Modeling Differential Enthalpy of Absorption of CO 2 with Piperazine as a Function of Temperature.

Temperature-dependent correlations for equilibrium constants (ln K ) and heat of absorption (Δ H abs ) of different reactions (i.e., deprotonation, double deprotonation, carbamate formation, protonated carbamate formation, dicarbamate formation) involved in the piperazine (PZ)/CO 2 /H 2 O system have been calculated using computational chemistry based ln K values input to the Gibbs-Helmholtz equation. This work also presents an extensive study of gaseous phase free energy and enthalpy for different reactions using composite (G3MP2B3, G3MP2, CBS-QB3, and G4MP2) and density functional theory [B3LYP/6-311++G(d,p)] methods. The explicit solvation shell (ESS) model and SM8T solvation free energy coupled with gaseous phase density functional theory calculations give temperature-dependent reaction equilibrium constants for different reactions.
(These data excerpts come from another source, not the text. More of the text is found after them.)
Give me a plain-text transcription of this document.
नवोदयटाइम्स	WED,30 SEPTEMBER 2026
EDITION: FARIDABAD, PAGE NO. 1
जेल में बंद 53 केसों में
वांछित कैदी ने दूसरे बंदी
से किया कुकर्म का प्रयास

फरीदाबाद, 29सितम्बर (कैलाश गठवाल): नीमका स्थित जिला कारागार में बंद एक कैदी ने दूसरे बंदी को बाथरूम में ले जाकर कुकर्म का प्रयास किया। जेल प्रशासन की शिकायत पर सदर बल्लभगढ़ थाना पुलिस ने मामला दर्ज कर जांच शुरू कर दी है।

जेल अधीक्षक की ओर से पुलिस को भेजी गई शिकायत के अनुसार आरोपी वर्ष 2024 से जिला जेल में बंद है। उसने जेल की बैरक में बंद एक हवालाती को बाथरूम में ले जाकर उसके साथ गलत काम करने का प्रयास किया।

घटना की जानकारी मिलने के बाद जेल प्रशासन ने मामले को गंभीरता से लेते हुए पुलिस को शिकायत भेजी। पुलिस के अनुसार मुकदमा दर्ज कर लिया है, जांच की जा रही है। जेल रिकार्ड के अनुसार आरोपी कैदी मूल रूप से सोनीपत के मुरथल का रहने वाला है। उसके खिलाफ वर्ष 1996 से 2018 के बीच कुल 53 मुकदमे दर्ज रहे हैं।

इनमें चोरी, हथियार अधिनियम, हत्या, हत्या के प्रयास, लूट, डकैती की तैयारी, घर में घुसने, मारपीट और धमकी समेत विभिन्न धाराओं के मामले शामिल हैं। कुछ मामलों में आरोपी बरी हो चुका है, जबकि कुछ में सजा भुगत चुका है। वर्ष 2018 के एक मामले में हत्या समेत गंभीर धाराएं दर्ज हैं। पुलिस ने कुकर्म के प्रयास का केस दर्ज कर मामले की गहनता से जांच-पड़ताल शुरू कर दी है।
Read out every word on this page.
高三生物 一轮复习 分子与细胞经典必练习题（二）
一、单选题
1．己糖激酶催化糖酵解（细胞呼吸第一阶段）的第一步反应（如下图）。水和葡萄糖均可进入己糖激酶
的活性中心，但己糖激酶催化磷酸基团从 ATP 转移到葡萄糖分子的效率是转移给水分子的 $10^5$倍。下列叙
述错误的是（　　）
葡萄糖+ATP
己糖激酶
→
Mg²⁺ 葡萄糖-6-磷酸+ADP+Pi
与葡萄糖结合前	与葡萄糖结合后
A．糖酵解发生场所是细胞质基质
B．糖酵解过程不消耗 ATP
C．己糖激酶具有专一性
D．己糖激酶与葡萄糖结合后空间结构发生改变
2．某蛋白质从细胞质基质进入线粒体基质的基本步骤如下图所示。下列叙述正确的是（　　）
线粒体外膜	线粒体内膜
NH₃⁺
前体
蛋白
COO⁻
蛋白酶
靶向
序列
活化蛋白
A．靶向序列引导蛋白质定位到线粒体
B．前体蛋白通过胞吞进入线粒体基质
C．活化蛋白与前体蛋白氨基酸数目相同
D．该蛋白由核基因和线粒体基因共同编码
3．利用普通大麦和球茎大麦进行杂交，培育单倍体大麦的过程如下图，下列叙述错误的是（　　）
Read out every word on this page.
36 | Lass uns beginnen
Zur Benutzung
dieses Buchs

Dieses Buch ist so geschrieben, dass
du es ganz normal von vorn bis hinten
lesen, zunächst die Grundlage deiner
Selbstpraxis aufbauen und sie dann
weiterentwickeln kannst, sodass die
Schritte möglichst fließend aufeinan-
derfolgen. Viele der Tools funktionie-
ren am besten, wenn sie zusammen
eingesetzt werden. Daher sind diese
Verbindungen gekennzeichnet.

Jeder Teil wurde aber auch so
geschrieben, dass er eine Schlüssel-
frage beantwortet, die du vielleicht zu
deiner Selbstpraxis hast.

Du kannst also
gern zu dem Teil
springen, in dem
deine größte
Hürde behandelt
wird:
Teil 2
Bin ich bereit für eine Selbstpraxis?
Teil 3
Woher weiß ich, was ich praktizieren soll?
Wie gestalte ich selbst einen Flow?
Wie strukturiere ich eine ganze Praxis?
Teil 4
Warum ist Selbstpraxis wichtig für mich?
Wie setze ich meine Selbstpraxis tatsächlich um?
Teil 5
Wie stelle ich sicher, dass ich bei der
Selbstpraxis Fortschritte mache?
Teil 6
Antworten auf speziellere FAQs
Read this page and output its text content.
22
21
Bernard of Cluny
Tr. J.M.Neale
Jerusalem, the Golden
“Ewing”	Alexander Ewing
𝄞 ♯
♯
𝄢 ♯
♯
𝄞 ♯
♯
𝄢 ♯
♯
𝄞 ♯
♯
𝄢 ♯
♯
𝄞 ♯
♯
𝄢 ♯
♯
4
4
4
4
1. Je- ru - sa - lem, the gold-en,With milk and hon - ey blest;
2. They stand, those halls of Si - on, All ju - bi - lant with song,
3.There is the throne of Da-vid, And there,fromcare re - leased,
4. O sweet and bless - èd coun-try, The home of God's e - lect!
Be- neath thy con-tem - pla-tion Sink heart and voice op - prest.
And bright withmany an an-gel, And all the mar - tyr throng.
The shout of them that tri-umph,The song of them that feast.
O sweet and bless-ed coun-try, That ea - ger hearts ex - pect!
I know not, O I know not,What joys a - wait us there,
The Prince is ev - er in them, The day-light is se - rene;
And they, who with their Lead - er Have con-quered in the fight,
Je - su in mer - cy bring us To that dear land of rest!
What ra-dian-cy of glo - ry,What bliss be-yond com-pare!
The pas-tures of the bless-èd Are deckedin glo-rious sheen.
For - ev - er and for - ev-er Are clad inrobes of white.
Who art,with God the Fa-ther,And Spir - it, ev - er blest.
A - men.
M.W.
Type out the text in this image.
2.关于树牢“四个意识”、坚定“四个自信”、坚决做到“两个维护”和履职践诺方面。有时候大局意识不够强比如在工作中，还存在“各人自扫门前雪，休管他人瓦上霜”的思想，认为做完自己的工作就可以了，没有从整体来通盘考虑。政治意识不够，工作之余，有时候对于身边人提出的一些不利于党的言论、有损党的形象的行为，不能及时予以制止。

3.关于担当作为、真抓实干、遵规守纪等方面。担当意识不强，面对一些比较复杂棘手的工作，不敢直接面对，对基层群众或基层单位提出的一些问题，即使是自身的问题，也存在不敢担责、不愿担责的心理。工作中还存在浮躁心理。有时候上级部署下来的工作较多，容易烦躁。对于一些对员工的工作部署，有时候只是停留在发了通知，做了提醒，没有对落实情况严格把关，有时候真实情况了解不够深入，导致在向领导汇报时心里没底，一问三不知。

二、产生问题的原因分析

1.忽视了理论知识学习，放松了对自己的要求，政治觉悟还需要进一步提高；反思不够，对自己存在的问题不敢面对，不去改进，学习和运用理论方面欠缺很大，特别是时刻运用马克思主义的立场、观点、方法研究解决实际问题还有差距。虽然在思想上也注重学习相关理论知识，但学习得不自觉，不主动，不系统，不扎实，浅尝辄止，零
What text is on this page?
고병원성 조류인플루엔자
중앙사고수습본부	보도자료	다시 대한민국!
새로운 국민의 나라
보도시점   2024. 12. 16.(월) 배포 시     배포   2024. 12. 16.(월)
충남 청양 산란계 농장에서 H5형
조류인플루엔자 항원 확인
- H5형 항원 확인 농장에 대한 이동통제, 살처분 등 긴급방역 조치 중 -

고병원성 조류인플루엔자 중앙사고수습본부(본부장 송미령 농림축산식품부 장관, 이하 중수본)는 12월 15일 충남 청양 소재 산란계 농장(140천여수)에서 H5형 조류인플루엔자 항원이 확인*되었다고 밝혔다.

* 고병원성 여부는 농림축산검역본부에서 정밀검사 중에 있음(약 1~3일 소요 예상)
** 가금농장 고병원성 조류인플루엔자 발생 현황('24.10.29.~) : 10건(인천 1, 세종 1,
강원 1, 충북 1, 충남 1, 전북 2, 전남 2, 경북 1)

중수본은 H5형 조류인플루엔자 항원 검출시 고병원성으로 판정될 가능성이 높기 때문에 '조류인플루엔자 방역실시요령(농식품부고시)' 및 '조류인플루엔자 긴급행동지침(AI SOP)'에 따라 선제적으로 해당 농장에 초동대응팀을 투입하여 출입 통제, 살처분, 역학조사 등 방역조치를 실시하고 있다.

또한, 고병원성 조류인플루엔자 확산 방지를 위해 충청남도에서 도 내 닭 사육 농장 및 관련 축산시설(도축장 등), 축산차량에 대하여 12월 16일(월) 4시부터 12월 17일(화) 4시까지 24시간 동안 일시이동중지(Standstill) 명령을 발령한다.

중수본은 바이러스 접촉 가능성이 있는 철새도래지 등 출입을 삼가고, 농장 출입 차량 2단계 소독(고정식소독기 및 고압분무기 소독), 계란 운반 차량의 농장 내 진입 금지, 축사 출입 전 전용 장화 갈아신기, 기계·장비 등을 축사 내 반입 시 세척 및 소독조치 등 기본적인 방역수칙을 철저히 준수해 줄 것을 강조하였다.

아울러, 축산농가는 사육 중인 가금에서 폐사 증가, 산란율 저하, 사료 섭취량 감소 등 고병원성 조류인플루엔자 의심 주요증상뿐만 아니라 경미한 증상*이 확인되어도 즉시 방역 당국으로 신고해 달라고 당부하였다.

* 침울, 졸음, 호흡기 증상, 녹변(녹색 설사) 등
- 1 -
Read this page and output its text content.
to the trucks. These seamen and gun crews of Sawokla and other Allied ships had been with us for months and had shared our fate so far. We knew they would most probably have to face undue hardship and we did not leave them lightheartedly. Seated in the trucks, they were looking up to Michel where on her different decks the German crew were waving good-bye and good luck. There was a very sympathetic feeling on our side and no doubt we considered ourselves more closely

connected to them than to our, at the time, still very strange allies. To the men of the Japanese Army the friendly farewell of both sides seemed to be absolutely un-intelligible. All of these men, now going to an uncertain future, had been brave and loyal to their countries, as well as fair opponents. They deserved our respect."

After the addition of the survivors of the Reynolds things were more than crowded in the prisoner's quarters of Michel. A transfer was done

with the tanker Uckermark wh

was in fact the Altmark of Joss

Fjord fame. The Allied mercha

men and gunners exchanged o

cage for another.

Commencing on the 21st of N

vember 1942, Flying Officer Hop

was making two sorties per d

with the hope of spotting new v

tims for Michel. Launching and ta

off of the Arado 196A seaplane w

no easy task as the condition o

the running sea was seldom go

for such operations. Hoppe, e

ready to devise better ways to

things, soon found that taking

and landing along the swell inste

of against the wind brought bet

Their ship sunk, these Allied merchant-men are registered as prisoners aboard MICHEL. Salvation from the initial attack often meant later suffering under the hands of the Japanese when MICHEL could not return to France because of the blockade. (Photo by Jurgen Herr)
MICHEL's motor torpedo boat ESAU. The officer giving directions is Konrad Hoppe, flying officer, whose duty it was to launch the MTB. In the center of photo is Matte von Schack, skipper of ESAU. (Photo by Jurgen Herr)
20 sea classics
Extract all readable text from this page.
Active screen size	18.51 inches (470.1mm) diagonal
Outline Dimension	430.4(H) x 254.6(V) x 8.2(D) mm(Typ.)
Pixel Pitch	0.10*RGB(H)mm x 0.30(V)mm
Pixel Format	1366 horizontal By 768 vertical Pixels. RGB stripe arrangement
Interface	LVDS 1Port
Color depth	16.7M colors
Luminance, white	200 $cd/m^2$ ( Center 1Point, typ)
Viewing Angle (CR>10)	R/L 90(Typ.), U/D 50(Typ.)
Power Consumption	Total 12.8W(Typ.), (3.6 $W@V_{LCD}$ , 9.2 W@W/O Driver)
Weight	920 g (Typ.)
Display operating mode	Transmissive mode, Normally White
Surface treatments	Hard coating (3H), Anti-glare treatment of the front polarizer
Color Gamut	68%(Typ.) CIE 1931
Calculated individual and overall reaction equilibrium constants and enthalpies of different reactions involved in CO 2 absorption in piperazine solution are compared against experimental data, where available, in the temperature range 273.15-373 K. Postcombustion CO 2 capture (PCC) is a temperature swing absorption-desorption process. The enthalpy of the solution directly correlates with the steam requirement of the amine regeneration step. Temperature-dependent correlations for ln K and Δ H abs calculated using computational chemistry tools can help evaluate potential PCC solvents' thermodynamics and cost-efficiency. These correlations can also be employed in thermodynamic models (e.g., e-UNIQUAC, e-NRTL) to better understand postcombustion CO 2 capture solvent chemistry.